Volátil era um anjo todo branco, vestido de luz, de olhos de vidro feitos de um vitral. Trazia nos olhos transparências molhadas, da côr da nuvem, ao amanhecer.

De tanto olhar a Terra, o olhar de Volátil perdeu altura, ganhou um brilho celestial. Do Céu à Terra, o anjo arguto fez-se a caminho, deu luz aos homens, ganhou o Céu.
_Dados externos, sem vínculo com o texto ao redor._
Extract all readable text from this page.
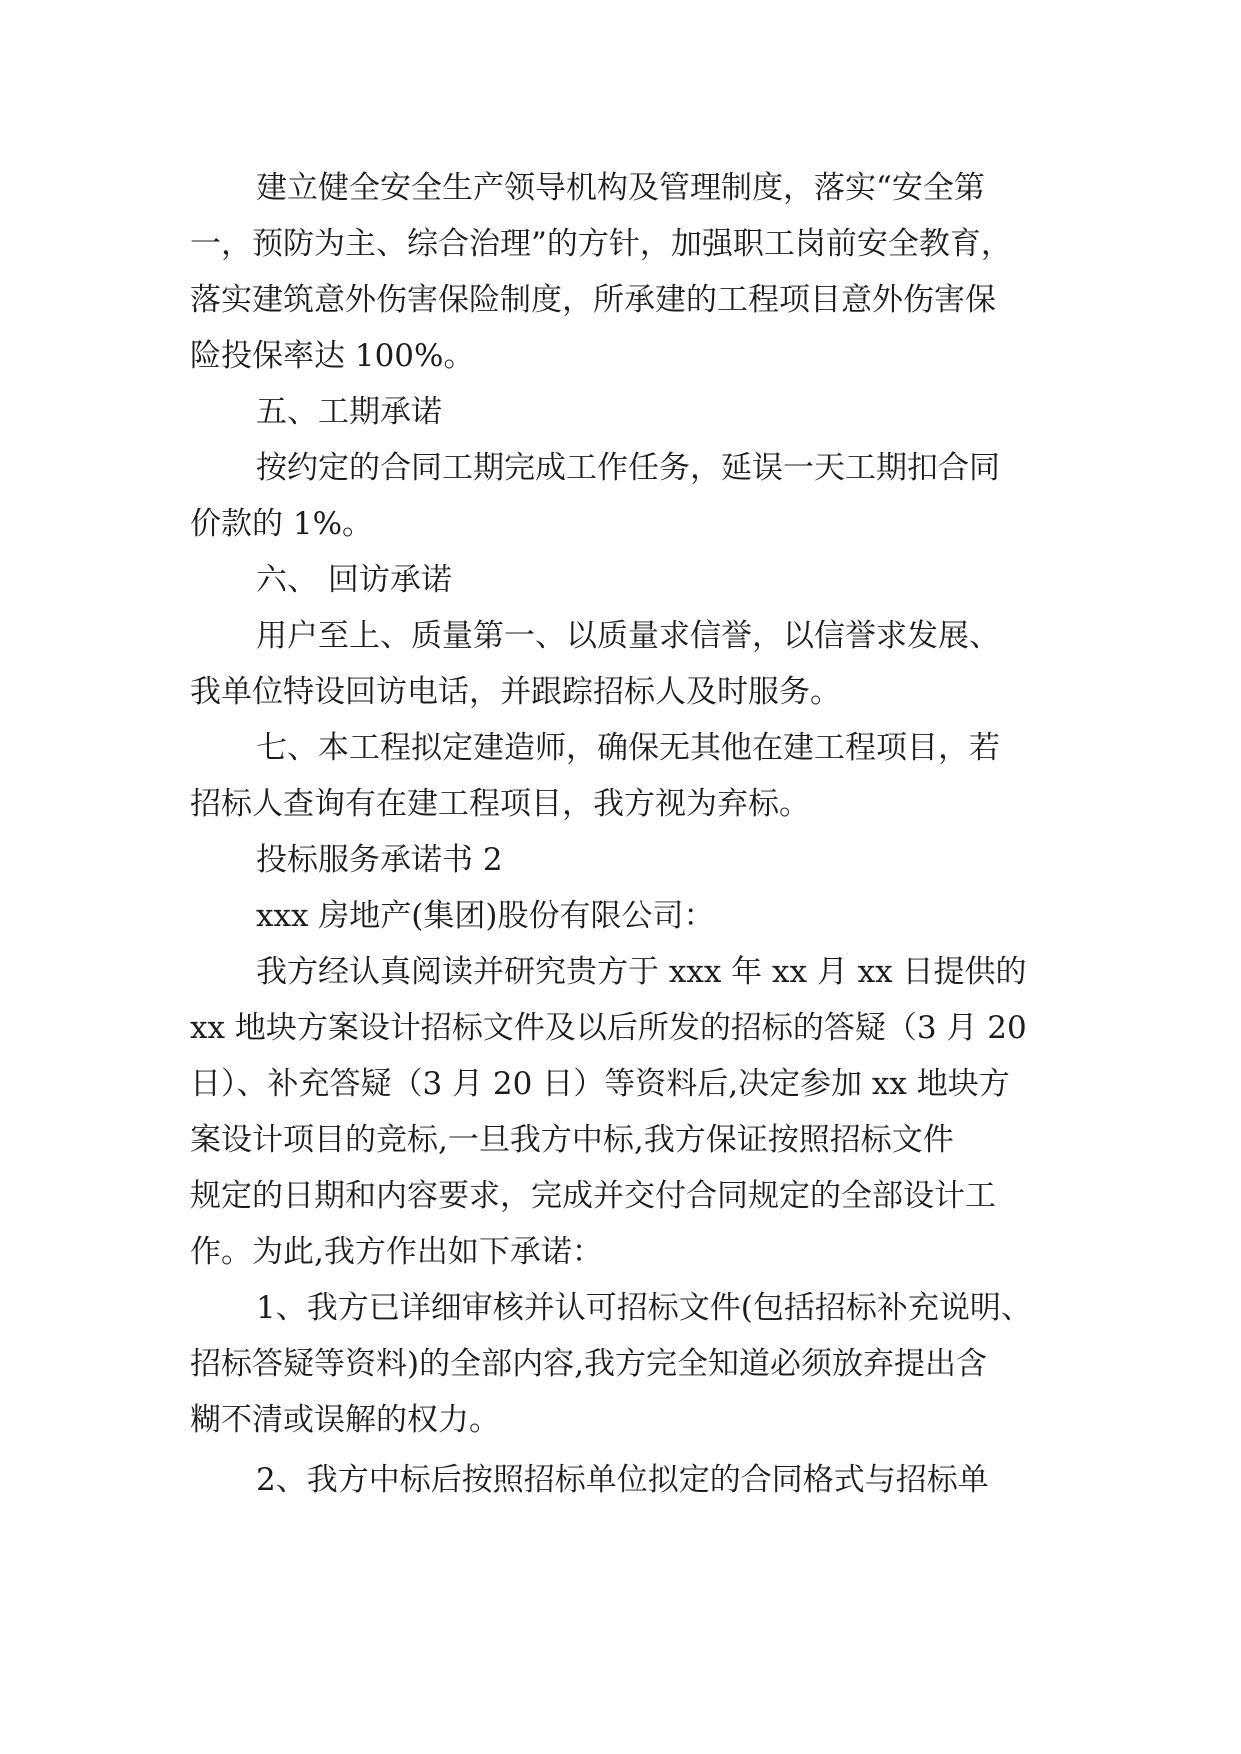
建立健全安全生产领导机构及管理制度，落实“安全第
一，预防为主、综合治理”的方针，加强职工岗前安全教育，
落实建筑意外伤害保险制度，所承建的工程项目意外伤害保
险投保率达 100%。
五、工期承诺
按约定的合同工期完成工作任务，延误一天工期扣合同
价款的 1%。
六、 回访承诺
用户至上、质量第一、以质量求信誉，以信誉求发展、
我单位特设回访电话，并跟踪招标人及时服务。
七、本工程拟定建造师，确保无其他在建工程项目，若
招标人查询有在建工程项目，我方视为弃标。
投标服务承诺书 2
xxx 房地产(集团)股份有限公司：
我方经认真阅读并研究贵方于 xxx 年 xx 月 xx 日提供的
xx 地块方案设计招标文件及以后所发的招标的答疑（3 月 20
日）、补充答疑（3 月 20 日）等资料后,决定参加 xx 地块方
案设计项目的竞标,一旦我方中标,我方保证按照招标文件
规定的日期和内容要求，完成并交付合同规定的全部设计工
作。为此,我方作出如下承诺：
1、我方已详细审核并认可招标文件(包括招标补充说明、
招标答疑等资料)的全部内容,我方完全知道必须放弃提出含
糊不清或误解的权力。
2、我方中标后按照招标单位拟定的合同格式与招标单
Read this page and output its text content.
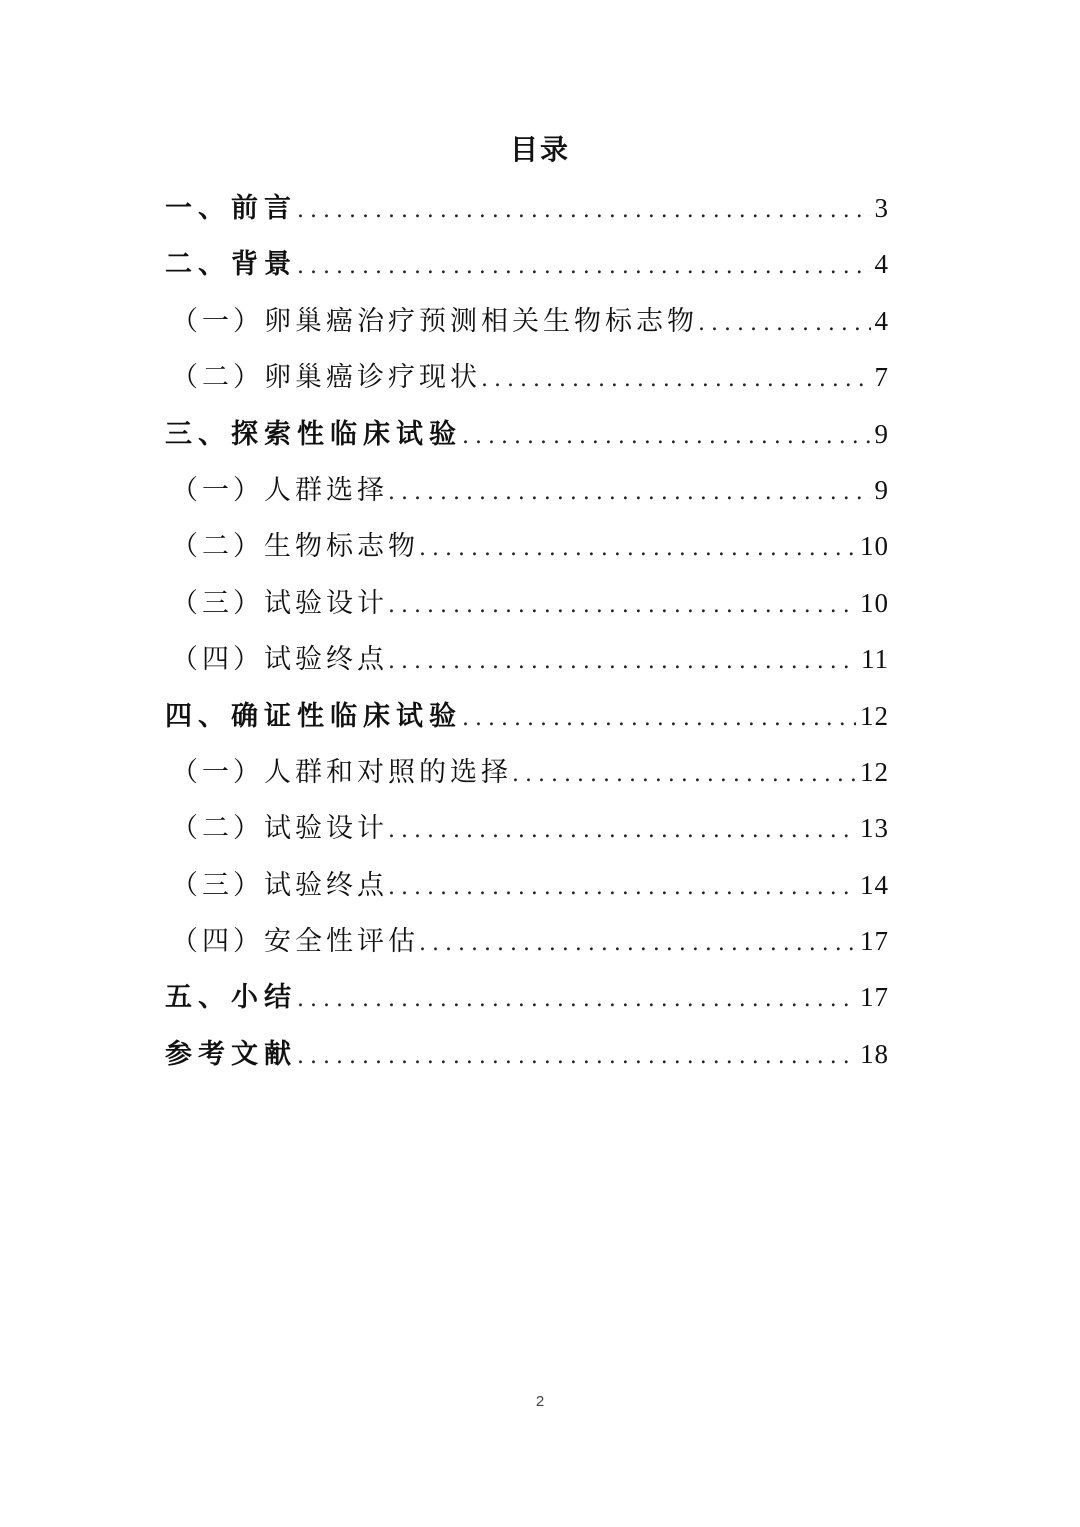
目录
一、前言 .....	3
二、背景 .....	4
（一）卵巢癌治疗预测相关生物标志物 .....	4
（二）卵巢癌诊疗现状 .....	7
三、探索性临床试验 .....	9
（一）人群选择 .....	9
（二）生物标志物 .....	10
（三）试验设计 .....	10
（四）试验终点 .....	11
四、确证性临床试验 .....	12
（一）人群和对照的选择 .....	12
（二）试验设计 .....	13
（三）试验终点 .....	14
（四）安全性评估 .....	17
五、小结 .....	17
参考文献 .....	18
2
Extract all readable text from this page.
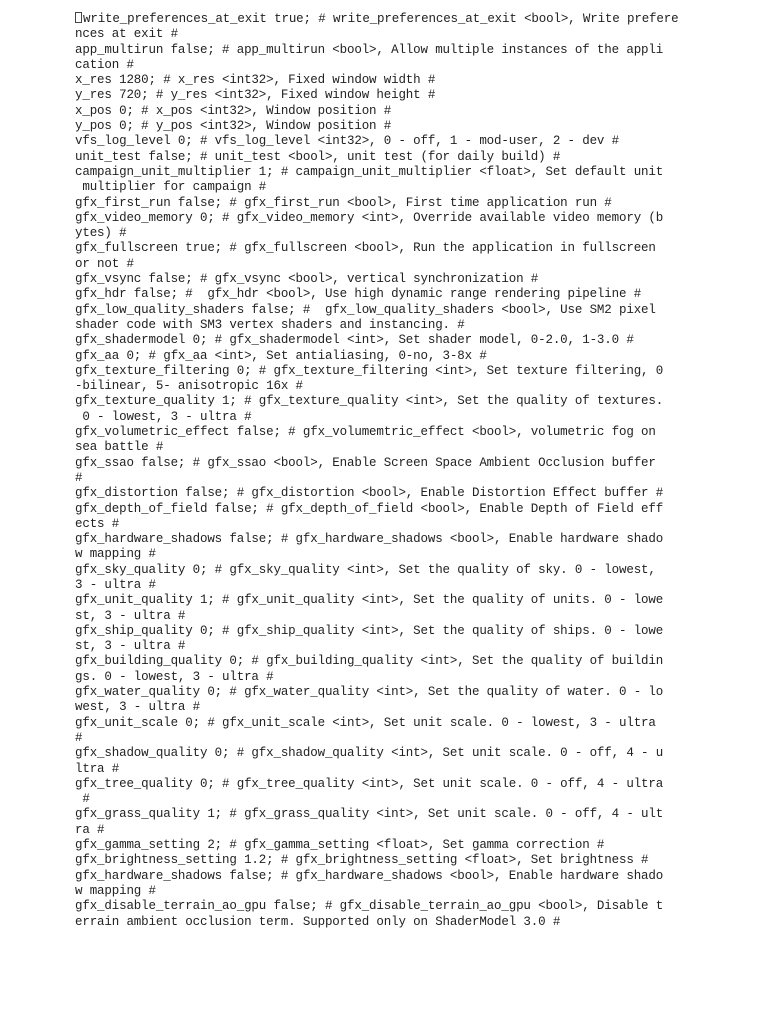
write_preferences_at_exit true; # write_preferences_at_exit <bool>, Write prefere
nces at exit #
app_multirun false; # app_multirun <bool>, Allow multiple instances of the appli
cation #
x_res 1280; # x_res <int32>, Fixed window width #
y_res 720; # y_res <int32>, Fixed window height #
x_pos 0; # x_pos <int32>, Window position #
y_pos 0; # y_pos <int32>, Window position #
vfs_log_level 0; # vfs_log_level <int32>, 0 - off, 1 - mod-user, 2 - dev #
unit_test false; # unit_test <bool>, unit test (for daily build) #
campaign_unit_multiplier 1; # campaign_unit_multiplier <float>, Set default unit
multiplier for campaign #
gfx_first_run false; # gfx_first_run <bool>, First time application run #
gfx_video_memory 0; # gfx_video_memory <int>, Override available video memory (b
ytes) #
gfx_fullscreen true; # gfx_fullscreen <bool>, Run the application in fullscreen
or not #
gfx_vsync false; # gfx_vsync <bool>, vertical synchronization #
gfx_hdr false; #  gfx_hdr <bool>, Use high dynamic range rendering pipeline #
gfx_low_quality_shaders false; #  gfx_low_quality_shaders <bool>, Use SM2 pixel
shader code with SM3 vertex shaders and instancing. #
gfx_shadermodel 0; # gfx_shadermodel <int>, Set shader model, 0-2.0, 1-3.0 #
gfx_aa 0; # gfx_aa <int>, Set antialiasing, 0-no, 3-8x #
gfx_texture_filtering 0; # gfx_texture_filtering <int>, Set texture filtering, 0
-bilinear, 5- anisotropic 16x #
gfx_texture_quality 1; # gfx_texture_quality <int>, Set the quality of textures.
0 - lowest, 3 - ultra #
gfx_volumetric_effect false; # gfx_volumemtric_effect <bool>, volumetric fog on
sea battle #
gfx_ssao false; # gfx_ssao <bool>, Enable Screen Space Ambient Occlusion buffer
#
gfx_distortion false; # gfx_distortion <bool>, Enable Distortion Effect buffer #
gfx_depth_of_field false; # gfx_depth_of_field <bool>, Enable Depth of Field eff
ects #
gfx_hardware_shadows false; # gfx_hardware_shadows <bool>, Enable hardware shado
w mapping #
gfx_sky_quality 0; # gfx_sky_quality <int>, Set the quality of sky. 0 - lowest,
3 - ultra #
gfx_unit_quality 1; # gfx_unit_quality <int>, Set the quality of units. 0 - lowe
st, 3 - ultra #
gfx_ship_quality 0; # gfx_ship_quality <int>, Set the quality of ships. 0 - lowe
st, 3 - ultra #
gfx_building_quality 0; # gfx_building_quality <int>, Set the quality of buildin
gs. 0 - lowest, 3 - ultra #
gfx_water_quality 0; # gfx_water_quality <int>, Set the quality of water. 0 - lo
west, 3 - ultra #
gfx_unit_scale 0; # gfx_unit_scale <int>, Set unit scale. 0 - lowest, 3 - ultra
#
gfx_shadow_quality 0; # gfx_shadow_quality <int>, Set unit scale. 0 - off, 4 - u
ltra #
gfx_tree_quality 0; # gfx_tree_quality <int>, Set unit scale. 0 - off, 4 - ultra
#
gfx_grass_quality 1; # gfx_grass_quality <int>, Set unit scale. 0 - off, 4 - ult
ra #
gfx_gamma_setting 2; # gfx_gamma_setting <float>, Set gamma correction #
gfx_brightness_setting 1.2; # gfx_brightness_setting <float>, Set brightness #
gfx_hardware_shadows false; # gfx_hardware_shadows <bool>, Enable hardware shado
w mapping #
gfx_disable_terrain_ao_gpu false; # gfx_disable_terrain_ao_gpu <bool>, Disable t
errain ambient occlusion term. Supported only on ShaderModel 3.0 #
Na Terra, a chuva ficou mais densa, tapou a vista de um anjo assim! Os homens queriam, porém não viam a luz molhada do olhar do Céu. Traziam olhos todos vendados, não conheciam aves nem estrelas, nunca pisavam senão o chão. Só o dinheiro movia os homens, só mesmo a Terra lhes dava pão. Olhos vendados, seguiam lentos, era caminho aos tropeções. Alguém havia que os escutasse, alguém podia dar-lhes a mão? Estar preso à Terra era um destino, vendar os olhos, uma ilusão.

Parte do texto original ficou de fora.